The tangled web of internet tracking

Advertisement can be more intrusive than analytics when it comes to privacy on the internet and the singularity of everything online connected is already a reality, right here, right now.

About a week ago I installed Mozilla’s Lightbeam plugin for Firefox. Lightbeam visualises the way you are tracked across the internet through a combination of sites, cookies and API calls. After a week of typical day-to-day use, I have taken a long hard look at the reports from my browsing habits and have come to quite a few surprising revelations when it comes to tracking and privacy.

While the focus on internet privacy seems to be on tracking cookies, they are just one way of tracking behaviour across sites. Calling an API, from something that is obvious such as Google Analytics or something less obvious like a web font service, could conceivably allow cross-site tracking. So if website A uses fonts from fonts.googleapis.com it could conceivably allow tracking via that connection by the log files on the font server when you visit site B that also uses fonts.googleapis.com. Similarly, many websites embed YouTube videos as a matter of course, which gives YouTube / Google a lot of visibility as to what happens across sites.

It was indeed a big G that was the worst offender in my Lightbeam report, but it was not the G I was expecting. I presumed Google to be the worst offender, but on my list it came in third. Lightbeam visualises sites as circles, third-party sites (referenced but not visited per se) as triangles, and cookies and API calls as lines of different colours. Larger triangles and circles mean more connections.

The largest circle was a tie, both with 46 connections between that champion of internet privacy, the UK’s Guardian newspaper and fellow news site Reuters.

Google.com was just third at 29 connections.

But perhaps most interesting was the way the graph quickly evolved over time into a single, tangled web where almost every site is connected to every other site through a third party. Forget about three degrees of separation, the vast majority of sites were just one site or API or cookie away from another. These links came in the form of known traffic analytics sites such as Doubleclick and Google Analytics (in that order) but a close third was Facebook - even though I do not visit Facebook.com having deactivated my Facebook account as my new year’s resolution. Yes, those Facebook plug ins that allow you to comment without logging in allow you to be tracked across sites.

Cookies were almost secondary to API calls in terms of links, probably because of the bad publicity they have had over the years. But it is safe it to say that lawmakers in the EU have overreacted to the privacy threat from cookies and have overlooked the worse threat from API calls when it comes to citizens’ privacy.

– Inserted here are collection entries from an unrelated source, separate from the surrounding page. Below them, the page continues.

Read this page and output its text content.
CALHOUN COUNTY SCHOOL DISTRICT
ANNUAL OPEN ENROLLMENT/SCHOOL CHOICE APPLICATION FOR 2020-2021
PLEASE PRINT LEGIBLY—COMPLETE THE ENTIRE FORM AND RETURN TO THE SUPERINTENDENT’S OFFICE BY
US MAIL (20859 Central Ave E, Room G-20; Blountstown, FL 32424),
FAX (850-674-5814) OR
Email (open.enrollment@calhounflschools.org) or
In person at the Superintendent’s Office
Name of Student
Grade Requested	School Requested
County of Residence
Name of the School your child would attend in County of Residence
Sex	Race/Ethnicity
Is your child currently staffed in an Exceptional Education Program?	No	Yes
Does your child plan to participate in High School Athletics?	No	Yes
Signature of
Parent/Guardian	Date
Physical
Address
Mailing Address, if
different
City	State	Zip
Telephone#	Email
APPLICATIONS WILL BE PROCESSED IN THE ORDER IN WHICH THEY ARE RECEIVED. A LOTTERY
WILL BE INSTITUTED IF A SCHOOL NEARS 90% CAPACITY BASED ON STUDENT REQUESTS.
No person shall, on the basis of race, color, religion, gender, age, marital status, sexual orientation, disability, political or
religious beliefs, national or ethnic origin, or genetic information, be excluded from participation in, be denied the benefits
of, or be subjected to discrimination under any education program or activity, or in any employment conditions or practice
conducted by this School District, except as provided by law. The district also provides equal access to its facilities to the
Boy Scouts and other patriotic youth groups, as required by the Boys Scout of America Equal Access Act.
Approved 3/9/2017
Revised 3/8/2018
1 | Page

Not that they really mind about a citizen’s privacy, they only mind when their politicians are bugged, but that is another matter entirely.

On a side note, while most sites have complied with EU privacy laws and now have a banner asking you to accept the use of cookies in order to use the site, it is interesting to note that most set the cookies anyway regardless of whether you click accept or not.

So while The Guardian and Reuters take the trophy for most Big Brotherly sites, the winner for most private site that I have visited would have to be UPS. Yes, of all the mainstream sites I have used over the past week, only the boys in brown stand apart from the singularity of links on an island, not linking to anyone else, at least in an open way that Lightbeam can analyse.

Actually there were only two sites that I visited in the past week that were not connected to the swarming mass in the middle, UPS and tvnihon.com - a site that does fan subs of Japanese live-action fighting movies (Americanised as Power Rangers).

Honourable mention must go to Amazon. Rather than connections to a zillion other sites, Lightbeam clearly showed Amazon connecting to its own analytics and advertising sites which were not used by anyone else. This meant that Amazon was in a cluster away from the rest of the internet. Almost, that is, except for two links into it the frenzy - doubleclick and Google syndication.

That said, perhaps with traffic analysis from the Amazon cloud, Amazon would have greater insight into our browsing habits than anyone else, hence they did not need to rely on traditional web technologies in the first place.

All the telco sites I visited were middle of the road, usually with links to the usual Google Analytics, Twitter and Facebook. On the other hand, it was the news sites, not just the Guardian, that were heavily into analytics. In a way it makes perfect sense. The cash-rich telcos are terrified of privacy scandals and act properly to avoid any controversy. Media, on the other hand, are struggling for survival and need analytics, at any cost, to sell advertisements.

A final thought is that Lightbeam shows the potential for tracking as much as it does actual tracking. It is one thing if a lot of sites use Google Analytics which does allow for easy cross site tracking, quite another if many sites use fonts.googleapis.com. The former was designed for tracking, the latter is just a font service, but one that could, conceivably, be used for tracking.

So, dear reader, do take a moment and install Firefox if you have not already done so and install the Lightbeam plug in and see for yourself, who is the biggest threat to your privacy based on your own surfing habits. I am sure that many surprises will await.